Publié: juin 18, 2017 dans culture, Jeux, société

Le plaisir viédoludique provient rarement de son support, si ce n’est esthétiquement et mécaniquement, en tant que compensation, pour combler des manques. Le jeu offre une aire de partage et de rencontre, qu’elle soit compétitive (joueurs contre joueurs) ou collaborative (joueurs contre environnement), répondant aux aspirations des caractères sportifs ou sociaux. La fâcheuse tendance qui s’est développée à la fin des années 1990 de promouvoir le jeu solo, soutenue par des éditeurs aveugles et opportunistes (qui au final y perdront beaucoup, par exemple Funcom) gâchant ainsi la vocation du jeu, s’est à nouveau inversée avec les nouvelles générations, technologies, et l’avènement de l’esport. Le jeu vidéo est depuis quelques années sortie de son étiquette de geek boutonneux mangeur de pizzas froides, ce qui était une méchante réduction du public, car il est peu crédible de songer que le pourcentage féminin, par exemple, a fait un bond, c’est plutôt que le jeu vidéo entre dans les moeurs, certains publics sortent de leur secret jouissif coupable pour entrer dans l’arène du revendiqué, assumé, heureux. Il en va de même pour les tranches d’âge statistique hors adolescence et estudiantines. Dès lors on repère que les signes de reconnaissance vont dans ce sens, comme celui de l’ex-ministre de la culture en visite dans un salon de jeu, laquelle pense le sujet et l’objet devenu « culturels » d’ici vingt ans.
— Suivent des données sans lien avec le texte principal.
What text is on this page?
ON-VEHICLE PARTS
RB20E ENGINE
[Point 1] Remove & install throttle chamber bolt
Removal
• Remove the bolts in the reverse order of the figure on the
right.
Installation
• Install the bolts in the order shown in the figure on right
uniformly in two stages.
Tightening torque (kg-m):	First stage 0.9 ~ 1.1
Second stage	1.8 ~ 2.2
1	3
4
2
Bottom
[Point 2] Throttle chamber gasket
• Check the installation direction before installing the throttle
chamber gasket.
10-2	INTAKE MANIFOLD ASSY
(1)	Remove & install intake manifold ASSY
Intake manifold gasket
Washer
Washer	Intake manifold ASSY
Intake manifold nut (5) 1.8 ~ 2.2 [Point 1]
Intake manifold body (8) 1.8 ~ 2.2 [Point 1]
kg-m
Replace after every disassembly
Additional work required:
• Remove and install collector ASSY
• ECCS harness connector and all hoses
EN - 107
D’autres l’envisage comme un sport à part entière. N’est-ce pas en Corée que celui-ci est déjà le sport national avec des « vedettes » adulées comme nos stars du ballon rond ? Rendez-vous dans vingt ans, pour voir si le genre qui assomme déjà de ses résultats annuels l’industrie du cinéma et de la télévision, se plaçant numéro deux mondial derrière le… livre ! Lequel du coup ne va pas si mal hors de la navrante exception hexagonale, et cela rassure. Au passage ajoutons que le jeu vidéo devra, dans ce processus se sevrer de ses plus lucratives tendance (violence) et de ces poncifs (morts vivants et tutti quanti) pour correspondre aux meilleurs titres du genre, qui s’ils offrent de l’action racontent surtout une aventure avec des héros auxquels on peut s’identifier. Restera le creux entre les pcistes et les consoleux, car il est déjà vrai que les premiers sont plus sélectifs et exigeants, lorsque les seconds avalent du titre sans trop de réflexion.